= Býleistr =

Norse mythical character

Býleistr (Old Norse: /non/; also Byleist) is the brother of Loki in Norse mythology.

== Name ==
The meaning of the Old Norse name Býleistr is uncertain. The most popular propositions are compounds formed with the word bylr ('storm'), either as byl-leystr ('storm-relieving'), byl-leiptr ('storm-flasher'), or byl-heistr ('violent storm').

Various forms are attested in the manuscripts of the Prose Edda: 'Býleistr' (Codices Regius and Wormianus), 'Blýleistr' (Codex Trajectinus), or 'Býleiptr' (Codex Upsaliensis).

== Attestations ==
Although there is no action involving Býleistr in the original sources, Loki is frequently called by the kenning 'Byleist's brother' (bróðir Býleists), such as in Völuspá (51), Hyndluljóð (40), or Skáldskaparmál (16).

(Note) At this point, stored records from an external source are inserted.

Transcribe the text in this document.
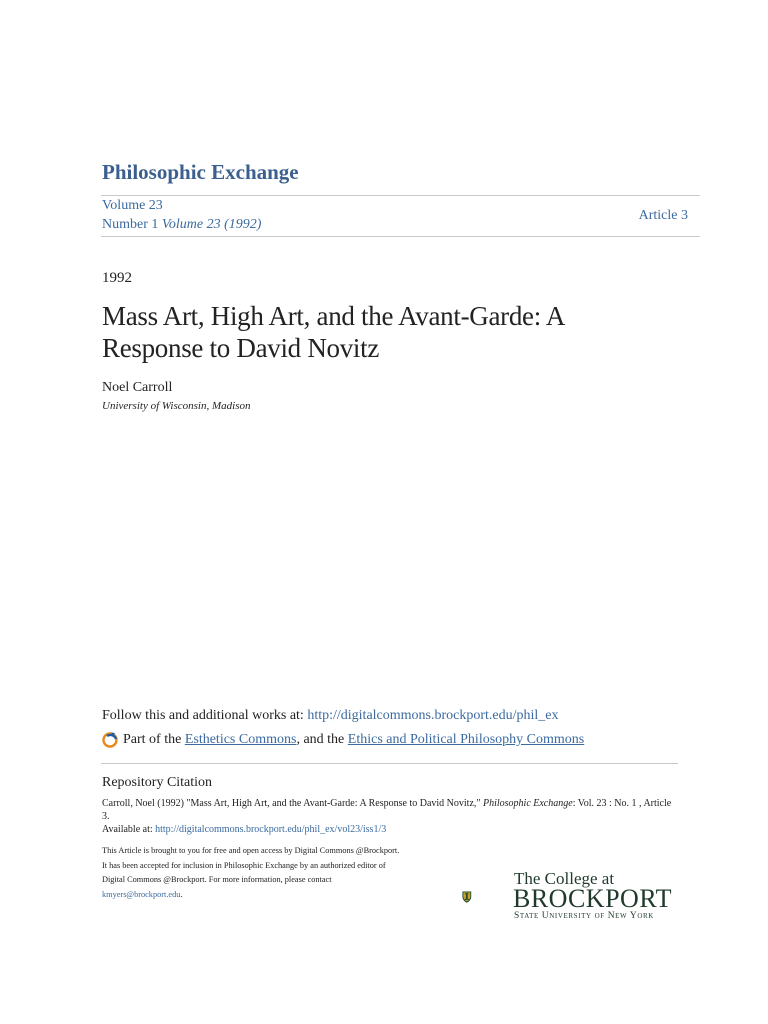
Philosophic Exchange
Volume 23
Number 1 Volume 23 (1992)
Article 3
1992
Mass Art, High Art, and the Avant-Garde: A Response to David Novitz
Noel Carroll
University of Wisconsin, Madison
Follow this and additional works at: http://digitalcommons.brockport.edu/phil_ex
Part of the
Esthetics Commons , and the
Ethics and Political Philosophy Commons
Repository Citation
Carroll, Noel (1992) "Mass Art, High Art, and the Avant-Garde: A Response to David Novitz," Philosophic Exchange: Vol. 23 : No. 1 , Article 3.
Available at: http://digitalcommons.brockport.edu/phil_ex/vol23/iss1/3
This Article is brought to you for free and open access by Digital Commons @Brockport. It has been accepted for inclusion in Philosophic Exchange by an authorized editor of Digital Commons @Brockport. For more information, please contact kmyers@brockport.edu.
The College at
BROCKPORT
State University of New York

In both Gylfaginning (34) and Skáldskaparmál, Snorri Sturluson explicitly states that Byleist is, along with Helblindi, one of Loki's two brothers.

Based on this relation, a number of scholars have considered Býleistr to be a son of Fárbauti and his consort Laufey. However, his exact role in the ancient mythic complex surrounding Loki's family remains unclear.